Modifications post-transcriptionnelles des ARNs de transfert par insertion radicalaire. – INSERAD

Les modifications post-transcriptionnelles des ARN de transferts sont connues depuis plusieurs décennies et leur nombre ne cesse de s’accroître même si la fonction de ces modifications reste le plus souvent obscure. D’un strict point de vue chimique, ces modifications représentent une palette de réactions particulièrement complexes dont certaines impliquent l’insertion d’hétéro-atomes ou de fragments carbonés dans des liaisons C-H peu réactives. On sait depuis peu que la fonctionnalisation de ces liaisons passe par l’intervention de radicaux libres, seuls susceptibles de les activer. On ne sait rien, par contre, des mécanismes d’insertion qui interviennent après cette étape d’activation.
Le projet présenté ici a pour but de comprendre le détail de ces réactions d’insertion radicalaire à travers l’étude de deux systèmes enzymatiques modifiant les purines 37 de certains ARNt. La première enzyme (MiaB) est une méthylthiotransférase qui catalyse l’insertion d’un groupement méthylthio sur le C2 de A-37 des ARNt bactériens lisant les codons commençant par une uridine. Le second système (TYW1) insère un motif à 2 atomes de carbone dans une liaison C-H du méthyl-1 de G-37 de l’ARNt phenylalanine des eucaryotes et des archaebactéries conduisant à la formation d’un nucléoside tricyclique.

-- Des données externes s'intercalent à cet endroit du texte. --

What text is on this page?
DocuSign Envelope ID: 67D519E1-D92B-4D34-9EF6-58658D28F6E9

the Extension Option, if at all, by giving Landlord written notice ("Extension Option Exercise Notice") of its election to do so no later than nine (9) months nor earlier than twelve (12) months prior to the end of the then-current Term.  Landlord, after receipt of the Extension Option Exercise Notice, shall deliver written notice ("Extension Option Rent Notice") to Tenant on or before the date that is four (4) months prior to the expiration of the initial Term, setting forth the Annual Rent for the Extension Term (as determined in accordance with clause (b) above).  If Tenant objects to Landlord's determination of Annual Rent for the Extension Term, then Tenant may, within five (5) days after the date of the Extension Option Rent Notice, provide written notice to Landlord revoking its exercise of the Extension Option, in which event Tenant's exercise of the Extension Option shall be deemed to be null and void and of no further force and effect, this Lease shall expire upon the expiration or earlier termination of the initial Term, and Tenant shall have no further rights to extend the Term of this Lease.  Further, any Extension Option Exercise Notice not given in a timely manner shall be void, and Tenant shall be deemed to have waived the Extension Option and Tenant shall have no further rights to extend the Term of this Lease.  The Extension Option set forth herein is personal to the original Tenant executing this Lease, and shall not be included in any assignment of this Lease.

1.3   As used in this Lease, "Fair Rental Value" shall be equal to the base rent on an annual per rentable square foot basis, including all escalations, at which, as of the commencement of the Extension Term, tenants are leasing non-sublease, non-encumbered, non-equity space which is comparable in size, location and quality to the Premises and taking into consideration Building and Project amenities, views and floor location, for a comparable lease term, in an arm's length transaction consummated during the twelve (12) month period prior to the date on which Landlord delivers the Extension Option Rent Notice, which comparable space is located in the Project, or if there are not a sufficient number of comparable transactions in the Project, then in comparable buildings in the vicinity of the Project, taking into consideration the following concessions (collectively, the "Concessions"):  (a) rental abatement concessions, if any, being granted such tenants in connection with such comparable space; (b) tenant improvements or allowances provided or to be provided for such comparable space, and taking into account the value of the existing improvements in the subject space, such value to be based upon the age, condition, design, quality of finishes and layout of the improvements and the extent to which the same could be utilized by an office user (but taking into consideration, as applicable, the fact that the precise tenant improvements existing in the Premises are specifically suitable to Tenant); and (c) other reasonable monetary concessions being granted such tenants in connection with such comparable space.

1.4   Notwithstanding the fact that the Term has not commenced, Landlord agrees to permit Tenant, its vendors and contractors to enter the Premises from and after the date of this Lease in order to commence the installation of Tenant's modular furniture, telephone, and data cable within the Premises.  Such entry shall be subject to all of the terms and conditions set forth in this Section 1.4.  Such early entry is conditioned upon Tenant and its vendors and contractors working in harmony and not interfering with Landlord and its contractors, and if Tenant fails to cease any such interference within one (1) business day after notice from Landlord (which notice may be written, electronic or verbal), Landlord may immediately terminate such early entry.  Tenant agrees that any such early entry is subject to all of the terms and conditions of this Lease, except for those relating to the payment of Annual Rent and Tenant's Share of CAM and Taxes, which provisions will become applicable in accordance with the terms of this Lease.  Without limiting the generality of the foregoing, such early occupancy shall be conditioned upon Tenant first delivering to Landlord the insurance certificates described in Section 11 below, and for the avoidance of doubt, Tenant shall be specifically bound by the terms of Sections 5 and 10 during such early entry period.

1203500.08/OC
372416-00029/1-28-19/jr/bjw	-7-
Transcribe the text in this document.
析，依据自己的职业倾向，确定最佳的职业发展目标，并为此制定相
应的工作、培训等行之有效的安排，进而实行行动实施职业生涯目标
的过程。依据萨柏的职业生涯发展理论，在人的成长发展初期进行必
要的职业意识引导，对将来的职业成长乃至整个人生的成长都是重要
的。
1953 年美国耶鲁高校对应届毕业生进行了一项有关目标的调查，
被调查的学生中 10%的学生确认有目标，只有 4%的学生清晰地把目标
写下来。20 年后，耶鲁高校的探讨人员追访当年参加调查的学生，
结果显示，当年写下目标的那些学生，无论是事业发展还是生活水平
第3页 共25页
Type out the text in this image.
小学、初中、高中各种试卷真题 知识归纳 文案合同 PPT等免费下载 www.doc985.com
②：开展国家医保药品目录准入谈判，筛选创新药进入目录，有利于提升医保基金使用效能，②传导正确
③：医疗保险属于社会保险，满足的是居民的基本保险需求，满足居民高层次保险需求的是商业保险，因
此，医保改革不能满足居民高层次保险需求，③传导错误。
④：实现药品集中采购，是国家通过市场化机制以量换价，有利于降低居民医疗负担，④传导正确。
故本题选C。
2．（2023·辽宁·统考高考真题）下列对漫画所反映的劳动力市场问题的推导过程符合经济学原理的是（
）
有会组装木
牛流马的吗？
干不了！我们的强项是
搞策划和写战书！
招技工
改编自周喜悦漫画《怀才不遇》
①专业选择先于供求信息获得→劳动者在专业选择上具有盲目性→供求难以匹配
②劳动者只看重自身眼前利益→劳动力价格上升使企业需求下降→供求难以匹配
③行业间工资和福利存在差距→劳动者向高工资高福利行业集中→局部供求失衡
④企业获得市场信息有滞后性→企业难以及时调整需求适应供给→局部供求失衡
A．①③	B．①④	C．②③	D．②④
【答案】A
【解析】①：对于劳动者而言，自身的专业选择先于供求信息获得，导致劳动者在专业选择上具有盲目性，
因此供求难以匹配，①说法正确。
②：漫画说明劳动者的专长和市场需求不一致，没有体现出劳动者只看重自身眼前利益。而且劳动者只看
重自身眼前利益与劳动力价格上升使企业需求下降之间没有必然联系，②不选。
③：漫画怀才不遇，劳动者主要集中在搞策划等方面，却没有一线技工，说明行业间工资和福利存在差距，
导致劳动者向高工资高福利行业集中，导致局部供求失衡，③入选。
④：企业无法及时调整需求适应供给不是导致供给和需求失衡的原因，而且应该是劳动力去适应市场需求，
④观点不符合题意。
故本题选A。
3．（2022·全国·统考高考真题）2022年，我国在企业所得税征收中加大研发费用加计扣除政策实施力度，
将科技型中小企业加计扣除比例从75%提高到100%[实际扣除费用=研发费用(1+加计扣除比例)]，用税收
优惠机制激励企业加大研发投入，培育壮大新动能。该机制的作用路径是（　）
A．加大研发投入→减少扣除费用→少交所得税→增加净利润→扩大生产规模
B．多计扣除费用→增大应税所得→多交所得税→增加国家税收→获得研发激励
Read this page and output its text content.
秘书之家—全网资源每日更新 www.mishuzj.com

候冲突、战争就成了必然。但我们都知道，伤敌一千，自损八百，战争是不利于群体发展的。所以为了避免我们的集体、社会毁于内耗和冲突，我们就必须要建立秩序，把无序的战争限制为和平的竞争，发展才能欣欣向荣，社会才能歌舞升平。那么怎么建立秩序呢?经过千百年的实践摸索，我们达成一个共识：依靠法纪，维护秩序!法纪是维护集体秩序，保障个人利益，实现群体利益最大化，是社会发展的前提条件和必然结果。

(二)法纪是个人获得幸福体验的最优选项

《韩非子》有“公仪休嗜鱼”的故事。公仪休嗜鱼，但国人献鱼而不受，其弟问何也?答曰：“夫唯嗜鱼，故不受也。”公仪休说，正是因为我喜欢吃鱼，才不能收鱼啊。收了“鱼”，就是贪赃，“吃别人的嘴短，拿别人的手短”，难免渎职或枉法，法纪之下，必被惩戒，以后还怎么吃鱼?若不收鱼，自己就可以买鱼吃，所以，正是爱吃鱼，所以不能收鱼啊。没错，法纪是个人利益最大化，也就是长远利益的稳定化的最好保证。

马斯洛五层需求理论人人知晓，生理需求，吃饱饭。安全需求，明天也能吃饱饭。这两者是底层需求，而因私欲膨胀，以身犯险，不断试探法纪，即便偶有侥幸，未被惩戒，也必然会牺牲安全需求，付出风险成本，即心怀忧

Ces deux systèmes appartiennent à la famille des enzymes « radical-SAM » mise en évidence par criblage bioinformatique en 2001 et qui interviennent de façon ubiquitaire dans tous les domaines du métabolisme cellulaire. Ces enzymes contiennent toutes un centre [4Fe-4S]2+/1+ lié à la protéine par un motif invariant CysxxxCysxxCys. La quatrième position de coordination est occupée par le cofacteur S-Adénosyle méthionine (SAM). La réduction du centre Fe-S provoque la réductolyse de la SAM conduisant à la formation d’un radical 5‘-deoxyadénosyle et de méthionine. Ce radical joue le rôle d’initiateur radicalaire pour une suite de réactions spécifiques de l’enzyme considérée.

Les deux systèmes au cœur du projet ont la particularité de contenir, outre le centre Fe-S des « radical-SAM », un deuxième centre [4Fe-4S]2+/1+ dans leur partie N-terminale. Ce deuxième centre n’est lui aussi lié à la protéine que par 3 cystéines conservées. Le projet se propose de montrer que ce centre sert à activer le fragment qui sera inséré dans le substrat proprement dit, à savoir un atome de soufre pour les méthylthio transférases (MiaB) ou un motif à 2 atomes de carbone pour l’enzyme TYW1. L’élucidation de ces mécanismes devrait permettre d’obtenir des systèmes catalytiques in vitro avec, comme conséquence prévisible, la production facilitée de molécules à haute valeur ajoutée telle que la biotine et certains antibiotiques.